X-Frame-Options set twice: DENY & SAMEORIGIN

Nextcloud version (eg, 20.0.5): 23.0.2
Operating system and version (eg, Ubuntu 20.04): Linux raspberrypi 5.10.103-v8+
Apache or nginx version (eg, Apache 2.4.25): nginx/1.18.0
PHP version (eg, 7.4): PHP 7.4.28 (cli) (built: Feb 17 2022 16:17:19) ( NTS )

The issue you are facing:
I get the warning: “The “X-Frame-Options” HTTP header is not set to “SAMEORIGIN”. This is a potential security or privacy risk, as it is recommended to adjust this setting accordingly.”.
However, when I add
add_header X-Frame-Options "SAMEORIGIN";
to either
/etc/nginx/sites-enabled/default,
/etc/nginx/nginx.conf or
/etc/nginx/conf.d/nextcloud.conf,
the header does not change to SAMEORIGIN, instead SAMEORIGIN gets added and the DENY header stays there. I have searched all the config files and did not find a cause for the DENY.

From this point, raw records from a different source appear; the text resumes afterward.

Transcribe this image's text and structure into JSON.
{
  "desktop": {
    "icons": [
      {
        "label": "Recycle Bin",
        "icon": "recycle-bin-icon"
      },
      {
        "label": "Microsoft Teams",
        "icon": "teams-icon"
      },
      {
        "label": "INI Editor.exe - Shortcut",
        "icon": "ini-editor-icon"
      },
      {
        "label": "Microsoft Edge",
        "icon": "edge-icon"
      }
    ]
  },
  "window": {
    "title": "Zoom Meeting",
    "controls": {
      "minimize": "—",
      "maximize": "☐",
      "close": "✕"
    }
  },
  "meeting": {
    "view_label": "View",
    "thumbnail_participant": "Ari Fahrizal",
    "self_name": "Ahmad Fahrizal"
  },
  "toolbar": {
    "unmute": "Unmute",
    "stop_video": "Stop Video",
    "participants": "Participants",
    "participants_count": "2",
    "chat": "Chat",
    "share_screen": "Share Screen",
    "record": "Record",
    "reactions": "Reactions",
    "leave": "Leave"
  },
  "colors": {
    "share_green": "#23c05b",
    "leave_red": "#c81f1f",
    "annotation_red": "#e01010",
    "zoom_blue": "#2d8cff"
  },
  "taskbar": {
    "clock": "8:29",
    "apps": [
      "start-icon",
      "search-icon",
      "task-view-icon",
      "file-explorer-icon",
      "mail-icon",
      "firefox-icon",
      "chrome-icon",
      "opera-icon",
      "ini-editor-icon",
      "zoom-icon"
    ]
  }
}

This is a screenshot of the response headers:

image

Something interesting I found out: the filetypes that have the double x-frame-options header are HTML, SVG and JSON. XML has only the SAMEORIGIN header.

Is this the first time you’ve seen this error? (Y/N): It was there since I set up my Nextcloud server a few weeks ago. Only now did I finally try to squash it…

Steps to replicate it:
Honestly, I have no idea how I even caused this, let alone how to replicate it: I installed nextcloud with Nginx, PHP & MariaDB. After this I set up SSH with self-signed certificates.

The output of your Nextcloud log in Admin > Logging:
Only a bunch of debug info about an update I did recently (unrelated to the issue I described above). If anyone still wants to see it, don’t hesitate to ask.

The output of your config.php file in /path/to/nextcloud (make sure you remove any identifiable information!):


<?php
$CONFIG = array (
  'instanceid' => '-',
  'passwordsalt' => '-',
  'secret' => '-',
  'trusted_domains' =>
  array (
    0 => '192.168.0.143',
    1 => '-',
    2 => '-',
  ),
  'datadirectory' => '/usr/share/nginx/nextcloud/data',
  'dbtype' => 'mysql',
  'version' => '23.0.2.1',
  'overwrite.cli.url' => 'http://192.168.0.143',
  'dbname' => '-',
  'dbhost' => 'localhost',
  'dbport' => '',
  'dbtableprefix' => 'oc_',
  'mysql.utf8mb4' => true,
  'dbuser' => '-',
  'dbpassword' => '-',
  'installed' => true,
  'updater.secret' => '-',
  'maintenance' => false,
  'theme' => '',
  'loglevel' => 2,
);

The output of your Apache/nginx/system log in /var/log/____:
Again, as far as I can see there is nothing relevant in there and I’d have to blur out a ton of ips and stuff like that, if anyone still wants to see it lmk!